こっちだって聖女だと、キッと、強い目で見つめる。
すると、さらに、レイリェルは顔を近づけ、横柄な話し方をしてきた。
少しでも動いたらふれそうな距離に、下がろうとするが負けた気がしてさらに上を見てにらむ。

「男がめずらしいか?そんなに見つめて。」
睨むつもりが、じっと見つめてしまった。

仕方がないのだ。
前の聖女が門番の男と駆け落ちしたばっかりに、まわりの人は私には同世代の男性とは誰も会わせてくれなかった。
結婚範囲内の年齢の男性は、この塔に来る前にジョルジュと会ったのが最後だ。
「見つめてません!にらんでるんです。」
「……面白いやつだな。見た目は儚げなのに、これは詐欺だろう?まあ、手紙は多少、自己主張が強かったが……。」

なんなのだろうか。
いきなり、初対面で悪口を言うなんて。
かっこいいけど、外見は最高だけど!

……レイリエルも、手紙通り不遜でそっけないのに!と言おうと思ったが寸前で止まれた。
これじゃ、子供の喧嘩だ。
でも、モヤモヤがおさまらず、ついつい、負けん気が出てきてしまって反論してしまった。

「前の聖女は、騎士と駆け落ちしたって聞いたわ。だから、だから、しょうがなく私が選ばれたのよね。だから気に入らなくても、我慢して下さいませ!」
「………誤解してないか?俺はあの時には、事前に説明を受けているし、逃げられてはいない。同意の上だ。それに俺はお前が婚約者で、喜んでいる。もう、我慢などしない。」

そう言って、ふわりと頭につばの大きい帽子を乗せられた。
「明日から、表向きは外遊。事実上は婚前旅行に行くぞ。支度をしておけ。
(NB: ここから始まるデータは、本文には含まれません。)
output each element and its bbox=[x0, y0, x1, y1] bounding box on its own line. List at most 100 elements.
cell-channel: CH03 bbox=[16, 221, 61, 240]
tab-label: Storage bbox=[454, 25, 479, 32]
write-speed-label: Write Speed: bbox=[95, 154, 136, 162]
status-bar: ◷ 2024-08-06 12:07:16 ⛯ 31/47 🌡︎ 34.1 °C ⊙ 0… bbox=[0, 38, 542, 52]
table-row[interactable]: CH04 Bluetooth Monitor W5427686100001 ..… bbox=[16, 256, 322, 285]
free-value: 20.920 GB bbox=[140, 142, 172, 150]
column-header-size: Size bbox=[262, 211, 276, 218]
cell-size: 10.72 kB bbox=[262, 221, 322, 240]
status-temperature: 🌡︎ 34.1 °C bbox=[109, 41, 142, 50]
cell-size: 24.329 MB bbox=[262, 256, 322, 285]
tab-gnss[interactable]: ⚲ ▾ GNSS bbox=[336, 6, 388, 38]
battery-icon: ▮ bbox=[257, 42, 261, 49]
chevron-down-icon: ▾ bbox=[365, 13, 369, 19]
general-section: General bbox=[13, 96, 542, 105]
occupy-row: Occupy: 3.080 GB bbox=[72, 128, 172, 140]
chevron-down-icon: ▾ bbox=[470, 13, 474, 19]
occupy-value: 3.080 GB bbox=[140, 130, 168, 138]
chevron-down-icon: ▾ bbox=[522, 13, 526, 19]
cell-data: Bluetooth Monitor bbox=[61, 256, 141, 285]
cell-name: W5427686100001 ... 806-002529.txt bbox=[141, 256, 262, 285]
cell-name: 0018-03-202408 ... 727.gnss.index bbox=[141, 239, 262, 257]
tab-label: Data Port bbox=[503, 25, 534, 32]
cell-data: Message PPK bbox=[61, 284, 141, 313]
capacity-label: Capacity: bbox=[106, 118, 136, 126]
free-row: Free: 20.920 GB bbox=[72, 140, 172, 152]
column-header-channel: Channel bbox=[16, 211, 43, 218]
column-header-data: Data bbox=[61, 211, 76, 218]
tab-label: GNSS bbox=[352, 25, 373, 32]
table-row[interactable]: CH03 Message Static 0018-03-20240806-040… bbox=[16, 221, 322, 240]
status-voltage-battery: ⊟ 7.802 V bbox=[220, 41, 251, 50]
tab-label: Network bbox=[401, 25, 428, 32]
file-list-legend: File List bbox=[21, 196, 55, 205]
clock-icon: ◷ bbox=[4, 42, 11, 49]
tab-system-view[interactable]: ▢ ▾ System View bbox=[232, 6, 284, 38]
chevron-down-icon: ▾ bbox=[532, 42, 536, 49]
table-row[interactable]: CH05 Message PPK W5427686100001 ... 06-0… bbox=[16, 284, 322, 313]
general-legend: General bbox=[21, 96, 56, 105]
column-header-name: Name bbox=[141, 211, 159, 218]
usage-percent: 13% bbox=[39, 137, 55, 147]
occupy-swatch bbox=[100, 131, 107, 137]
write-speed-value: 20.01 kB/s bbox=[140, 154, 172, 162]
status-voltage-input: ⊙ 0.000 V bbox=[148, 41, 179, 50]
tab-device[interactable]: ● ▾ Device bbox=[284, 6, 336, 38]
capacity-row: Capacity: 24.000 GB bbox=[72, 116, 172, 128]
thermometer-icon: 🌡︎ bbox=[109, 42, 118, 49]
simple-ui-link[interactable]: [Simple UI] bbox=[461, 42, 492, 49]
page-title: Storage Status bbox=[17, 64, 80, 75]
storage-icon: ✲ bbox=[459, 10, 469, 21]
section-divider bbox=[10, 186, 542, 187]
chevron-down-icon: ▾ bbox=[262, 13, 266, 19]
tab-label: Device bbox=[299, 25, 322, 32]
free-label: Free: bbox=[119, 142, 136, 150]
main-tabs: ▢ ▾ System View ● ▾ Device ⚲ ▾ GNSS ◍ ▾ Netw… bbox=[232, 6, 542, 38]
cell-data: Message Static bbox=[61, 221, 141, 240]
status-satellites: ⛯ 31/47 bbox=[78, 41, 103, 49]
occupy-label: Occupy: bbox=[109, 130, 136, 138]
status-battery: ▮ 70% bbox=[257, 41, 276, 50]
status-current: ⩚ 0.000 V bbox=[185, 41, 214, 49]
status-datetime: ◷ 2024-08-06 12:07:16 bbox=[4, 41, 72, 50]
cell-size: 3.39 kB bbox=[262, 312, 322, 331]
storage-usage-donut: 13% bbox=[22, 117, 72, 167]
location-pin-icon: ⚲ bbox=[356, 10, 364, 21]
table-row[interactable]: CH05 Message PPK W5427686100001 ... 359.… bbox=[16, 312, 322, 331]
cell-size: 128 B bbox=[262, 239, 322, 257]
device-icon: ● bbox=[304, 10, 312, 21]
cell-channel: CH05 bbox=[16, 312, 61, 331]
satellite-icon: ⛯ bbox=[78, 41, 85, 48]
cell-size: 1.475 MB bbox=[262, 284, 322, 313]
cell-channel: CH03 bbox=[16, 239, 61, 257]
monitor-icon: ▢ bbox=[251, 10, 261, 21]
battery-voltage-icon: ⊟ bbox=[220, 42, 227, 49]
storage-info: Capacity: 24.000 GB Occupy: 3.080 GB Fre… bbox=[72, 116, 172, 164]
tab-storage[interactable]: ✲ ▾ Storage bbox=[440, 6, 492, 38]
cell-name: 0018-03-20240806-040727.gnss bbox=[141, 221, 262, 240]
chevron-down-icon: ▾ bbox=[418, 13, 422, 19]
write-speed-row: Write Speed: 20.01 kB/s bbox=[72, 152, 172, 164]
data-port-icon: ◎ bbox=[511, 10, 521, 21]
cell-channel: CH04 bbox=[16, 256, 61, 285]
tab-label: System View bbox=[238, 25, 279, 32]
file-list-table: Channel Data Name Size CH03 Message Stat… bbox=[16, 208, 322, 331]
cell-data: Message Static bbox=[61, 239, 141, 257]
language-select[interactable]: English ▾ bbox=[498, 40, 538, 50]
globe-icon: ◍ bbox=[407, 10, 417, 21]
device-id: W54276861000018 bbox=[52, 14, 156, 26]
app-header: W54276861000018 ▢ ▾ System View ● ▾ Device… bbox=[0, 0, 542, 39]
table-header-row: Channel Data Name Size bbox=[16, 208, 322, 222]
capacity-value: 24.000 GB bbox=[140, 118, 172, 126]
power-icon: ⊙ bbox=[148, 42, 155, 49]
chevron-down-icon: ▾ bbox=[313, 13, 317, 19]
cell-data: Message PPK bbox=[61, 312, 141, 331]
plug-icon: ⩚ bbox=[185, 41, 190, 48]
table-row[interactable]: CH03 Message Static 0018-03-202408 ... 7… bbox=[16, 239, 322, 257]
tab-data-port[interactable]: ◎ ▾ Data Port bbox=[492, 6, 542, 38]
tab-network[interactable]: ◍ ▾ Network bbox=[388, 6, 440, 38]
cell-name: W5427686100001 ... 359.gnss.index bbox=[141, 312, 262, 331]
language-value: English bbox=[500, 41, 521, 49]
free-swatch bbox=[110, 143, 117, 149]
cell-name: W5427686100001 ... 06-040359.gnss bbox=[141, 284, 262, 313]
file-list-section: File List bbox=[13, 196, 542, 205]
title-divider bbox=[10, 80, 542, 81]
」

不遜な態度にあきれつつ、やっと自由に外へ出られることにドキドキがとまらなくなっていた。

聖女のしきたりで唯一嬉しいのが、16才になった時の婚前旅行が1年間もあることだ。
しかも、魔法が使える皇帝陛下に勝てる人はいないので、護衛もいらない。
最初の第一印象は悪かったけど、私が婚約者である事を喜んでくれているという嘘かもしれないの優しさに胸が高鳴る。
私は何て、単純なんだろうと思いつつも、顔がにやけてきてしまう。

気恥ずかしさを隠すように、マーレットは、さっきの聖花をクロードの胸元にさした。